Finale Can 2025 : Raymond Hack fustige des sanctions « faibles » et pointe la responsabilité de Pape Thiaw

Les sanctions prononcées par la Confédération africaine de football (CAF) à la suite des incidents survenus lors de la finale africaine entre le Maroc et le Sénégal continuent de susciter de vives réactions.
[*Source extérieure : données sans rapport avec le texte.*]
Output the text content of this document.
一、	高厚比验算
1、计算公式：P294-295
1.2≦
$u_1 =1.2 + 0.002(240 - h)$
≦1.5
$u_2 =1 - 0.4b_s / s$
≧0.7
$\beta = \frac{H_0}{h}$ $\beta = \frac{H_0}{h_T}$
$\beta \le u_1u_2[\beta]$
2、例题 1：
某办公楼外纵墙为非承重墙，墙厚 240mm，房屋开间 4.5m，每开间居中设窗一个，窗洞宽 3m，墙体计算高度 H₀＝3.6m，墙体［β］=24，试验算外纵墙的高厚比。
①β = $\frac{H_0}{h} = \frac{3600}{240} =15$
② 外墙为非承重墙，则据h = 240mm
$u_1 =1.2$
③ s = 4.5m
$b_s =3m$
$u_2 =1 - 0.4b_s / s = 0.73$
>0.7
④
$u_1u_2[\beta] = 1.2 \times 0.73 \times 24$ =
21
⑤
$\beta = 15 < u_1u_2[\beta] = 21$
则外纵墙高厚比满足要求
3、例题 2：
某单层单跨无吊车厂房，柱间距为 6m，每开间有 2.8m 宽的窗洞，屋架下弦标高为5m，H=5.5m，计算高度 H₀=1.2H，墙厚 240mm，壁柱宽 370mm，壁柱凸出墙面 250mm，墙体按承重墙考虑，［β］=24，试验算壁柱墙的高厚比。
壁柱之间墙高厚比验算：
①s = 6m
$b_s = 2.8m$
Ancien président de la Commission disciplinaire de la CAF, Raymond Hack a vivement critiqué la décision de l’instance continentale, qu’il juge insuffisante et préjudiciable à l’image du football africain.

Dans une analyse sans concession, le juriste sud-africain estime que l’origine des troubles est clairement identifiable. « J’ai examiné la décision de la Commission disciplinaire de la CAF et je dois être franc : je pense qu’ils ont porté atteinte au football africain avec ce verdict », a-t-il déclaré. Pour Raymond Hack, l’entraîneur sénégalais Pape Thiaw porte une lourde responsabilité dans les événements ayant dégénéré.

Selon lui, le fait d’avoir fait sortir ses joueurs du terrain et de les avoir empêchés de poursuivre la rencontre a été l’élément déclencheur de l’ensemble des débordements. « Tout ce qui s’est passé a été provoqué par cette personne. Cela a entraîné des réactions des supporters ainsi que des joueurs des deux équipes, ce qui n’aurait jamais dû arriver », a-t-il souligné, rappelant que les règles du jeu imposent le respect des décisions arbitrales, quelles qu’elles soient.

Raymond Hack estime par ailleurs que les sanctions infligées par la CAF — une amende de 300 000 dollars assortie d’une suspension de cinq matchs — manquent de fermeté et d’effet dissuasif. « Quand on considère que le vainqueur du tournoi empoche dix millions de dollars et le finaliste quatre millions, une amende de 300 000 dollars devient presque négligeable », a-t-il déploré.

L’ancien responsable disciplinaire reproche également à l’arbitre de la rencontre de ne pas avoir pris des mesures immédiates contre les joueurs ayant contesté ses décisions, notamment lors de la consultation de la VAR. « Des cartons rouges auraient dû être distribués à ceux qui ont encerclé l’arbitre et interféré avec ses décisions. Leur infliger seulement deux matchs de suspension est à peine significatif », a-t-il estimé.

Insistant sur le rôle exemplaire que doivent incarner les entraîneurs, Raymond Hack rappelle que leurs comportements ont un impact direct sur les joueurs et les jeunes supporters. « L’entraîneur est une figure observée par tous, surtout par les enfants. Le message envoyé aujourd’hui est extrêmement mauvais », a-t-il regretté.

Allant plus loin, il affirme que la CAF aurait dû prononcer une sanction beaucoup plus lourde, évoquant une suspension d’au moins six mois de toute activité liée au football. « Le fait qu’il puisse encore participer à la Coupe du monde est, à mon avis, totalement inapproprié. Cela donne l’impression que la CAF n’est pas assez ferme dans l’application de la discipline », a-t-il conclu, tout en précisant ne pas excuser le comportement des joueurs marocains et sénégalais.

Pour Raymond Hack, seule une application stricte et équitable des règlements permettra à la CAF de préserver son autorité et de renforcer la crédibilité du football africain sur la scène internationale.